Purchase Date: November 2016
We recently sold my girlfriend's BSA and she has been without a motorcycle for a few months. We've both agreed that an early CB / CL would be the perfect bike for her. One of the main reasons being the electric start option they have, kicking over the single cylinder BSA had proven to be challenging at times. Hillary also likes the style of the early Honda's. This is when I started watching the motorcycle listings for a CB/CL.
Not long after, I spotted a lime green 1974 CL360 Craigslist ad. The listing was short, the bike complete although had been sitting for a long time. I contacted the owner and he acquired the bike from a friend of a friend where it was found sitting in a chicken coop for 27+ years. This is where the nickname "Chicken Little" comes from. The trouble has already been gone through to get the title in hand, which made the bike more desirable to me; dealing with the DMV can be a difficult process.
Hillary and I made the 1 1/2 hr drive to pick up the bike. Upon arriving, I was immediately sold; with Hillary's blessings of course. The CL is 100% complete, it's all there including the tool kit. The bike looks great with exception to the rust that is slowly eating away at the bike.
The Honda 360 was only produced from 1974 through 1976. The "CL" model was the scrambler model with motocross handlebars and high, left side exhaust pipes. The air cooled parallel twin cylinder Honda has a 356cc engine with a single overhead cam. Power is meager with only 34 HP @ 9000 RPM. Top speed is a claimed 102.5 mph. The CL has a six speed gearbox with a chain final drive. Fuel capacity is 2.9 gallons and the bike's weight is 392.4 lbs wet.

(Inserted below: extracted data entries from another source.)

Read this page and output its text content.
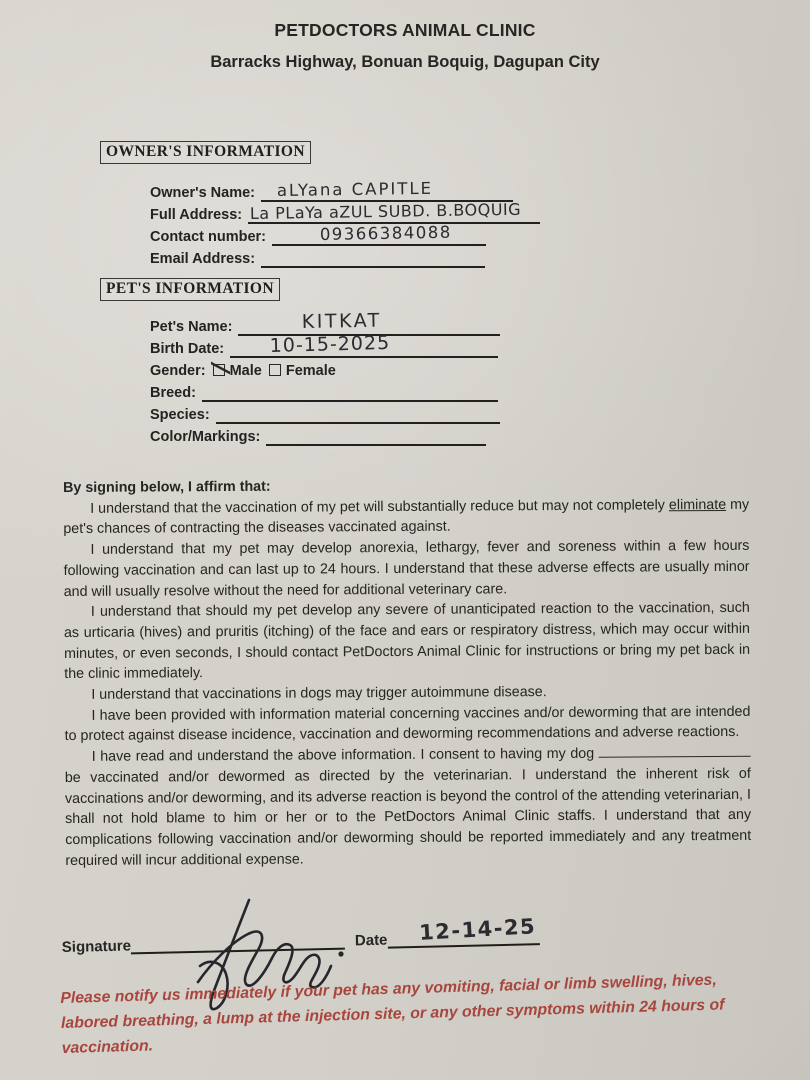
PETDOCTORS ANIMAL CLINIC
Barracks Highway, Bonuan Boquig, Dagupan City
OWNER'S INFORMATION
Owner's Name: aLYana CAPITLE
Full Address: La PLaYa aZUL SUBD. B.BOQUIG
Contact number:	09366384088
Email Address:
PET'S INFORMATION
Pet's Name:	KITKAT
Birth Date: 10-15-2025
Gender: Male Female
Breed:
Species:
Color/Markings:
By signing below, I affirm that:

I understand that the vaccination of my pet will substantially reduce but may not completely eliminate my pet's chances of contracting the diseases vaccinated against.

I understand that my pet may develop anorexia, lethargy, fever and soreness within a few hours following vaccination and can last up to 24 hours. I understand that these adverse effects are usually minor and will usually resolve without the need for additional veterinary care.

I understand that should my pet develop any severe of unanticipated reaction to the vaccination, such as urticaria (hives) and pruritis (itching) of the face and ears or respiratory distress, which may occur within minutes, or even seconds, I should contact PetDoctors Animal Clinic for instructions or bring my pet back in the clinic immediately.

I understand that vaccinations in dogs may trigger autoimmune disease.

I have been provided with information material concerning vaccines and/or deworming that are intended to protect against disease incidence, vaccination and deworming recommendations and adverse reactions.

I have read and understand the above information. I consent to having my dog be vaccinated and/or dewormed as directed by the veterinarian. I understand the inherent risk of vaccinations and/or deworming, and its adverse reaction is beyond the control of the attending veterinarian, I shall not hold blame to him or her or to the PetDoctors Animal Clinic staffs. I understand that any complications following vaccination and/or deworming should be reported immediately and any treatment required will incur additional expense.

Signature	Date 12-14-25
Please notify us immediately if your pet has any vomiting, facial or limb swelling, hives, labored breathing, a lump at the injection site, or any other symptoms within 24 hours of vaccination.
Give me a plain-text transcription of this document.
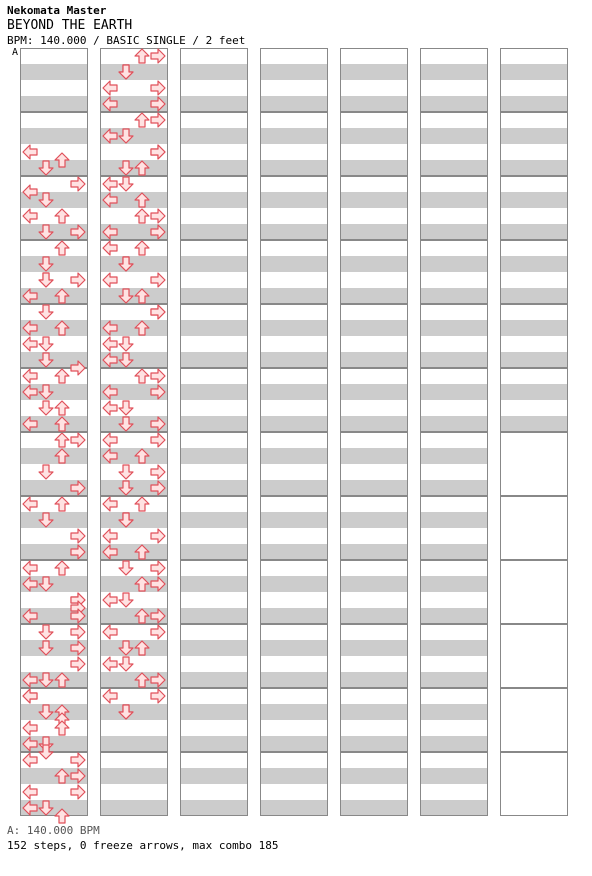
Nekomata Master
BEYOND THE EARTH
BPM: 140.000 / BASIC SINGLE / 2 feet
A
A: 140.000 BPM
152 steps, 0 freeze arrows, max combo 185
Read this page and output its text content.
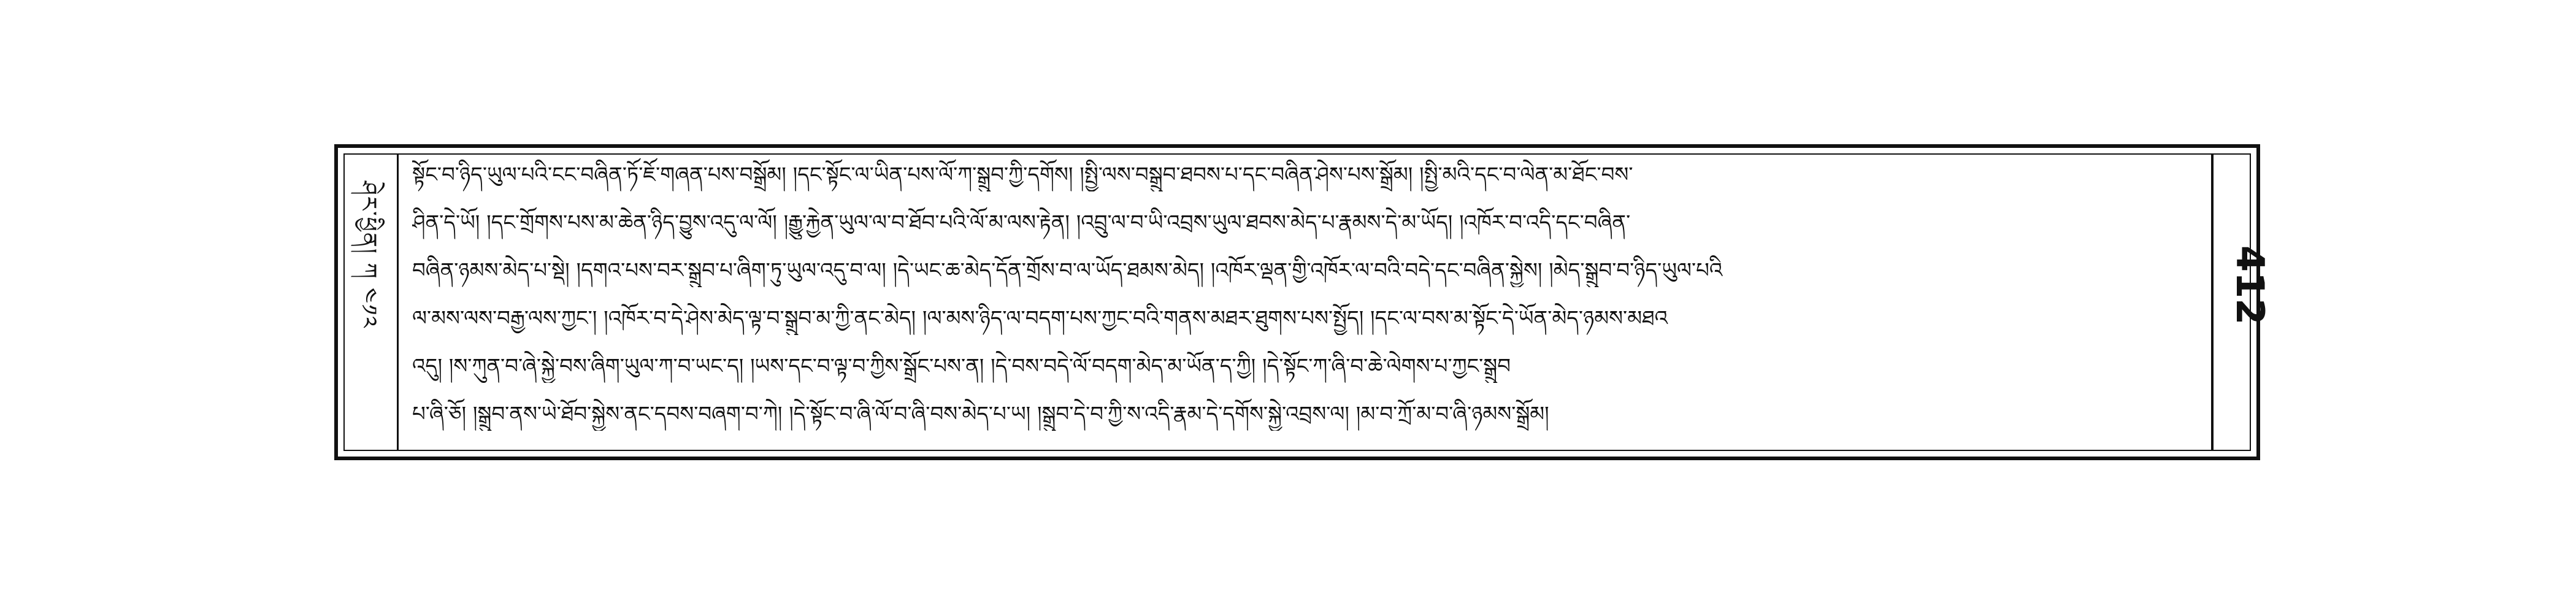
ཤེར་ཕྱིན། ཀ ༤༡༢
སྟོང་བ་ཉིད་ཡུལ་པའི་ངང་བཞིན་ཏོ་ཇོ་གཞན་པས་བསྒྲོམ། །དང་སྟོང་ལ་ཡིན་པས་ལོ་ཀ་སྒྲུབ་ཀྱི་དགོས། །སྤྱི་ལས་བསྒྲུབ་ཐབས་པ་དང་བཞིན་ཤེས་པས་སྒྲོམ། །སྤྱི་མའི་དང་བ་ལེན་མ་ཐོང་བས་
ཤིན་དེ་ཡོ། །དང་གྲོགས་པས་མ་ཆེན་ཉིད་བྱུས་འདུ་ལ་ལོ། །རྒྱུ་རྐྱེན་ཡུལ་ལ་བ་ཐོབ་པའི་ལོ་མ་ལས་རྟེན། །འབྲུ་ལ་བ་ཡི་འབྲས་ཡུལ་ཐབས་མེད་པ་རྣམས་དེ་མ་ཡོད། །འཁོར་བ་འདི་དང་བཞིན་
བཞིན་ཉམས་མེད་པ་སྡེ། །དགའ་པས་བར་སྒྲུབ་པ་ཞིག་ཏུ་ཡུལ་འདུ་བ་ལ། །དེ་ཡང་ཆ་མེད་དོན་གྲོས་བ་ལ་ཡོད་ཐམས་མེད། །འཁོར་ལྡན་གྱི་འཁོར་ལ་བའི་བདེ་དང་བཞིན་སྐྱེས། །མེད་སྒྲུབ་བ་ཉིད་ཡུལ་པའི
ལ་མས་ལས་བརྒྱ་ལས་ཀྱང་། །འཁོར་བ་དེ་ཤེས་མེད་ལྟ་བ་སྒྲུབ་མ་ཀྱི་ནང་མེད། །ལ་མས་ཉིད་ལ་བདག་པས་ཀྱང་བའི་གནས་མཐར་ཐུགས་པས་སྤྱོད། །དང་ལ་བས་མ་སྟོང་དེ་ཡོན་མེད་ཉམས་མཐའ
འདུ། །ས་ཀུན་བ་ཞེ་སྐྱེ་བས་ཞིག་ཡུལ་ཀ་བ་ཡང་ད། །ཡས་དང་བ་ལྟ་བ་ཀྱིས་སྒྲོང་པས་ན། །དེ་བས་བདེ་ལོ་བདག་མེད་མ་ཡོན་ད་ཀྱི། །དེ་སྟོང་ཀ་ཞི་བ་ཆེ་ལེགས་པ་ཀྱང་སྒྲུབ
པ་ཞི་ཅོ། །སྒྲུབ་ནས་ཡེ་ཐོབ་སྐྱེས་ནང་དབས་བཞག་བ་ཀེ། །དེ་སྟོང་བ་ཞི་ལོ་བ་ཞི་བས་མེད་པ་ཡ། །སྒྲུབ་དེ་བ་ཀྱི་ས་འདི་རྣམ་དེ་དགོས་སྐྱེ་འབྲས་ལ། །མ་བ་ཀྲོ་མ་བ་ཞི་ཉམས་སྒྲོམ།
412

I've finally had time to start working on the CL. I've sprayed the bike down with WD40 to help with the aged gunk cleanup. I've ordered a series of rebuild kits and parts in preparation for getting the bike to run. First thing on my list is to drain the 30 year old gas and rebuild the carbs. I've found the Common Motor Collective out of Texas to be a useful resource for good quality rebuild kits and parts that I need.

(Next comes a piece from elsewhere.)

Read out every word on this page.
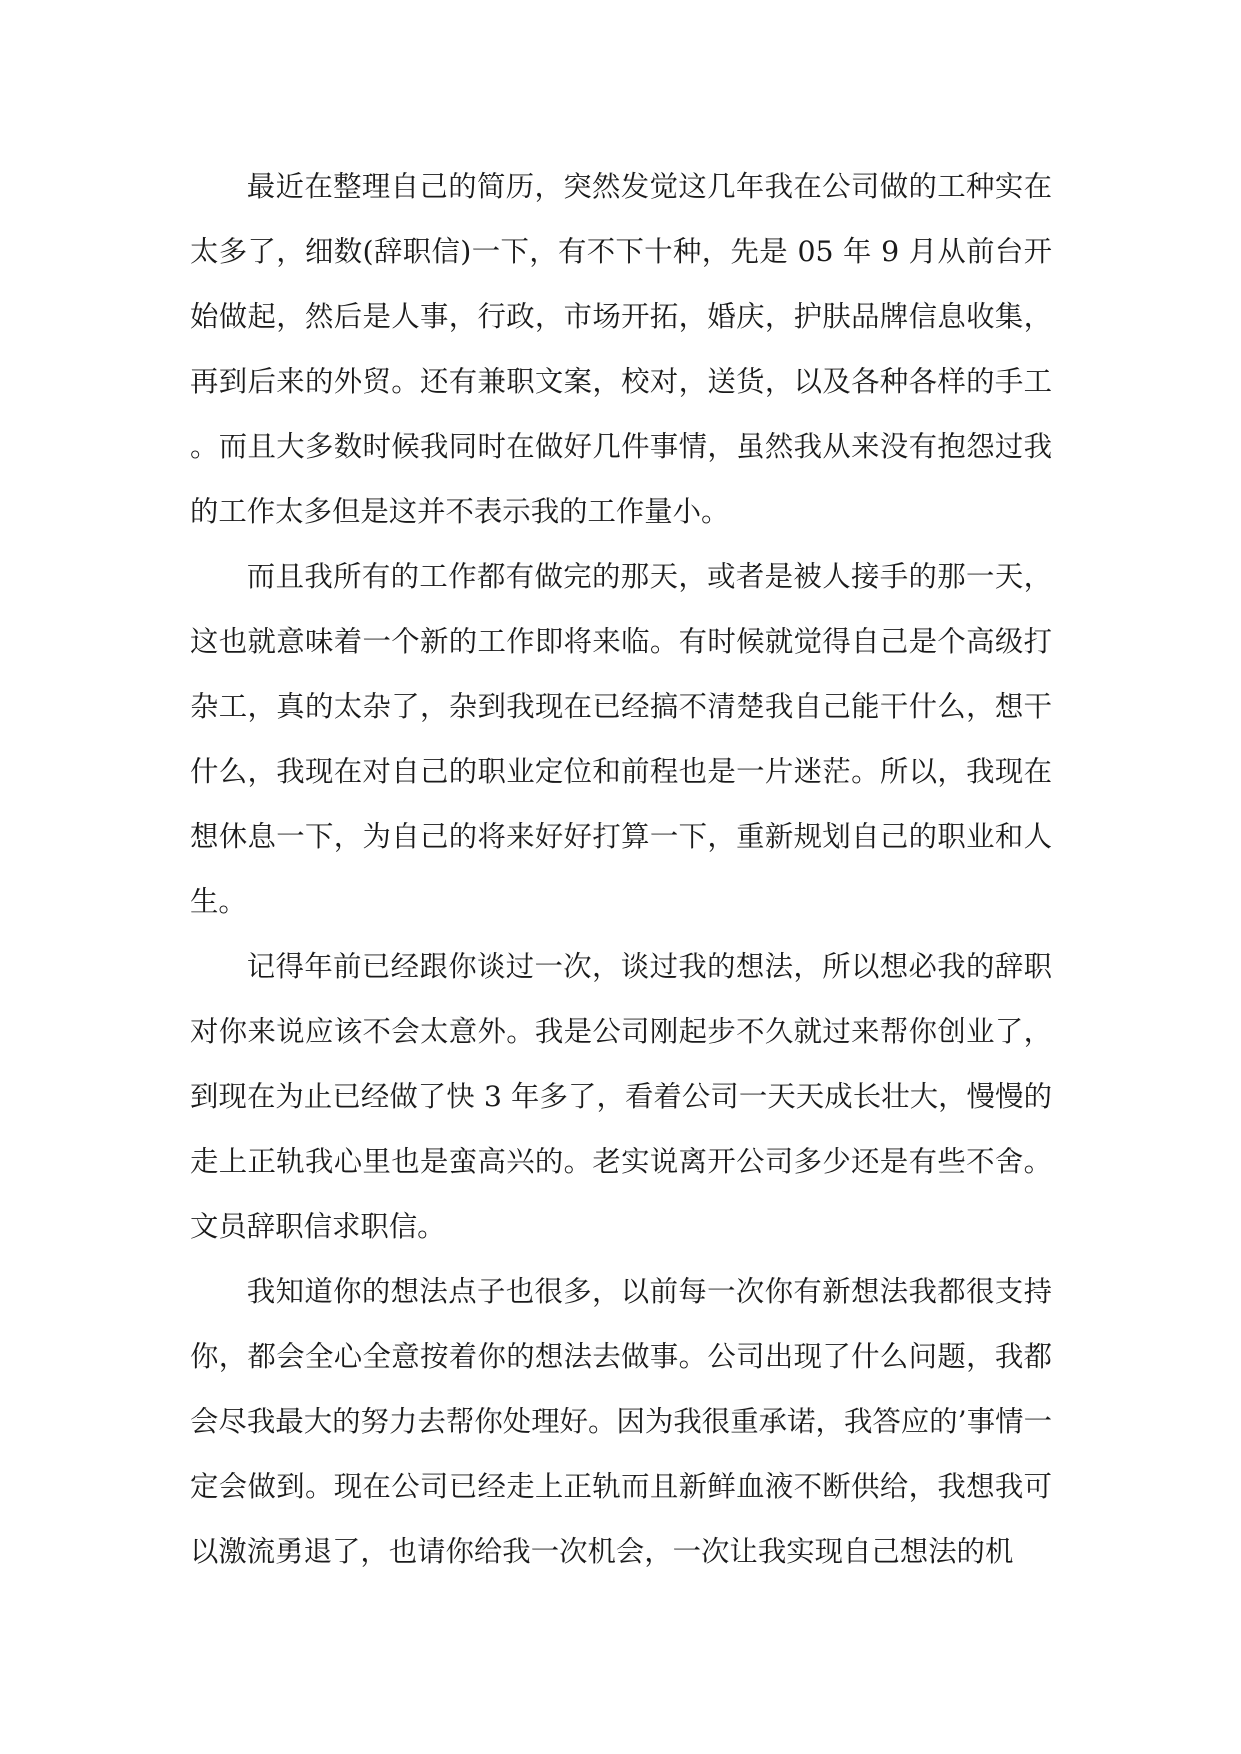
最近在整理自己的简历，突然发觉这几年我在公司做的工种实在太多了，细数(辞职信)一下，有不下十种，先是 05 年 9 月从前台开始做起，然后是人事，行政，市场开拓，婚庆，护肤品牌信息收集，再到后来的外贸。还有兼职文案，校对，送货，以及各种各样的手工。而且大多数时候我同时在做好几件事情，虽然我从来没有抱怨过我的工作太多但是这并不表示我的工作量小。

而且我所有的工作都有做完的那天，或者是被人接手的那一天，这也就意味着一个新的工作即将来临。有时候就觉得自己是个高级打杂工，真的太杂了，杂到我现在已经搞不清楚我自己能干什么，想干什么，我现在对自己的职业定位和前程也是一片迷茫。所以，我现在想休息一下，为自己的将来好好打算一下，重新规划自己的职业和人生。

记得年前已经跟你谈过一次，谈过我的想法，所以想必我的辞职对你来说应该不会太意外。我是公司刚起步不久就过来帮你创业了，到现在为止已经做了快 3 年多了，看着公司一天天成长壮大，慢慢的走上正轨我心里也是蛮高兴的。老实说离开公司多少还是有些不舍。文员辞职信求职信。

我知道你的想法点子也很多，以前每一次你有新想法我都很支持你，都会全心全意按着你的想法去做事。公司出现了什么问题，我都会尽我最大的努力去帮你处理好。因为我很重承诺，我答应的’事情一定会做到。现在公司已经走上正轨而且新鲜血液不断供给，我想我可以激流勇退了，也请你给我一次机会，一次让我实现自己想法的机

Clutch: Upon receiving the CL, the clutch cable was broken. I replaced it with a new cable from D2 Moto. Working near the clutch area, I cleaned up / greased the springs and push rod bearing assembly.

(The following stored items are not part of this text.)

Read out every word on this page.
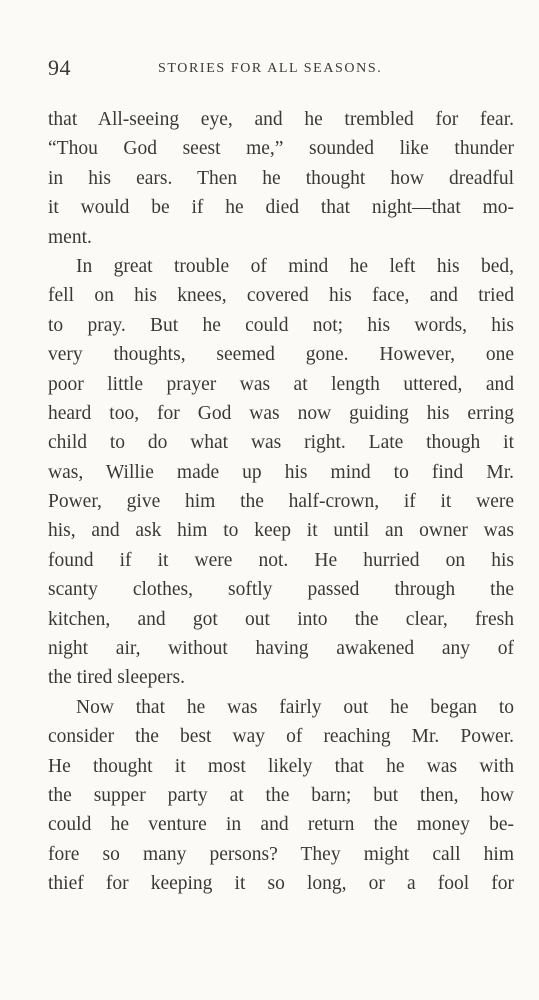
94	STORIES FOR ALL SEASONS.
that All-seeing eye, and he trembled for fear.
“Thou God seest me,” sounded like thunder
in his ears. Then he thought how dreadful
it would be if he died that night—that mo-
ment.
In great trouble of mind he left his bed,
fell on his knees, covered his face, and tried
to pray. But he could not; his words, his
very thoughts, seemed gone. However, one
poor little prayer was at length uttered, and
heard too, for God was now guiding his erring
child to do what was right. Late though it
was, Willie made up his mind to find Mr.
Power, give him the half-crown, if it were
his, and ask him to keep it until an owner was
found if it were not. He hurried on his
scanty clothes, softly passed through the
kitchen, and got out into the clear, fresh
night air, without having awakened any of
the tired sleepers.
Now that he was fairly out he began to
consider the best way of reaching Mr. Power.
He thought it most likely that he was with
the supper party at the barn; but then, how
could he venture in and return the money be-
fore so many persons? They might call him
thief for keeping it so long, or a fool for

Carburetors: I rebuilt the carbs with a set of rebuild kits from Common Motor Collective, they did a nice job putting a quality kit together. Unfortunately I had a gas leak from overflow tube on the right side bowl. After taking the float bowl apart and putting it back together over and over again hunting for a solution, removing and cleaning the float needle + testing the floats, I finally noticed a hairline crack in the brass overflow tube. I soldered the cracks and sealed the leak.
Gas Tank: The tank exterior is in good shape, although the interior was full of 30+ year old gas which had since turned into varnish. I drained the tank and found lots of rust inside, although no soft spots on the tank itself (this is a good thing). I flushed the rust and crud out of the tank with soapy water, followed by a rust removing chemical soak, final flushing and then a final rinse with acetone. This was a lengthy and messy process that I put off for several months. After the tank dried, I sealed the inside of the tank with Red Kote fuel tank sealer. I have worked with this sealant before with excellent results, just as I have this time.
Misc: I've replaced the cables, chain, condenser, petcock and the air filters before setting off for a maiden voyage where I test the shifting and general functions of the motorcycle. In the meantime, I also adjusted the fuel/air mixture screw while riding (and pulling over) to the correct "not too lean / not too rich" adjustments. The bike runs pretty darn good.
Unfortunately the bugs hadn't been completely worked out of the CL, although it is close. The bike runs good, there is some hesitation mid throttle and the suspect is some leftover sludge seeping from the gas tank. The "sludge" must've been stuck, hidden somewhere in the tank. The sludge made its way through the fuel system clogging the new petcock and the mid-range needle jet passageways.
I've decided to sell the Honda instead of going back into working on the gas tank and carbs. I lost interest in the bike, and Hillary has changed her mind on wanting to ride it as well. - Confirmed, it's time to sell.
I recently put the CL on Craigslist and sold it within a few weeks. The bike sold to a good owner whom had one when he was younger, before marriage and kids. He's looking forward to working on the bike with his nephew and riding it around reminiscing the past.